The other one is nynorsk (new norwegian. Mostly used on the west coast) and we write "kaffi" here.
ninalanyon · 61-69, T
@BarbossasHusband Does anyone really speak nynorsk? Most people I know speak the dialect of the place they grew up in or, in the case of immigrants lived, while learning Norwegian.

My children hated having nynorsk lessons because pretty much no one living around Oslo fjord speaks and certainly doesn't write, anything like it.

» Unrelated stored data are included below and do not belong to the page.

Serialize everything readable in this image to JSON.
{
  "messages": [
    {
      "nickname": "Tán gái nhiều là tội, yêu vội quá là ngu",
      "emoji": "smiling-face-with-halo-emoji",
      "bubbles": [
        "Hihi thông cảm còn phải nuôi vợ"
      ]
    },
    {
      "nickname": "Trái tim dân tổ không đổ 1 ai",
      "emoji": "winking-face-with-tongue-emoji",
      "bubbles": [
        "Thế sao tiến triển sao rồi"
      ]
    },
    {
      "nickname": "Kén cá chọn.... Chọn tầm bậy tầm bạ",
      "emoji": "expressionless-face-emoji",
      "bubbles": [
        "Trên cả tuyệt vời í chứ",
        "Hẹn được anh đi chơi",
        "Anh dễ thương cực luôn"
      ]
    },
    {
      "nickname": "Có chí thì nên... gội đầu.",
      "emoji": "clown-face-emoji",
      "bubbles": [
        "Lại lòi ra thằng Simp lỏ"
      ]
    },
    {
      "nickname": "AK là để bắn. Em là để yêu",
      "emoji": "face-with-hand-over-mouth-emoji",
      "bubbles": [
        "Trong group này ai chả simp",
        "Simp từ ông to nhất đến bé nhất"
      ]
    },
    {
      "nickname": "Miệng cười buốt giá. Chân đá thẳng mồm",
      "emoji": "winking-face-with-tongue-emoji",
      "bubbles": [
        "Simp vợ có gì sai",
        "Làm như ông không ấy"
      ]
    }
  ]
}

When a family from rural Trøndelag moved in the class could hardly understand a word that the new student said, nynorsk was no help at all.
BarbossasHusband · 36-40, M
@ninalanyon it's all dialect, you're right. But some sound more like nynorsk than others. Bergen and Hardanger for example.
ninalanyon · 61-69, T
@BarbossasHusband Bergensk only has common gender and neuter unlike both bokmål and nynorsk which have masculine, feminine, and neuter. Gender is one of the hardest things for me to get right when speaking Norwegian, having only two would be easier!
GJOFJ3 · 61-69, M
It’s the universal elixir of the gods
XenonRush · M
How much coffee do you drink per day?
@GJOFJ3
ninalanyon · 61-69, T
Are there any languages where the word for coffee is unrelated to the Arabic original?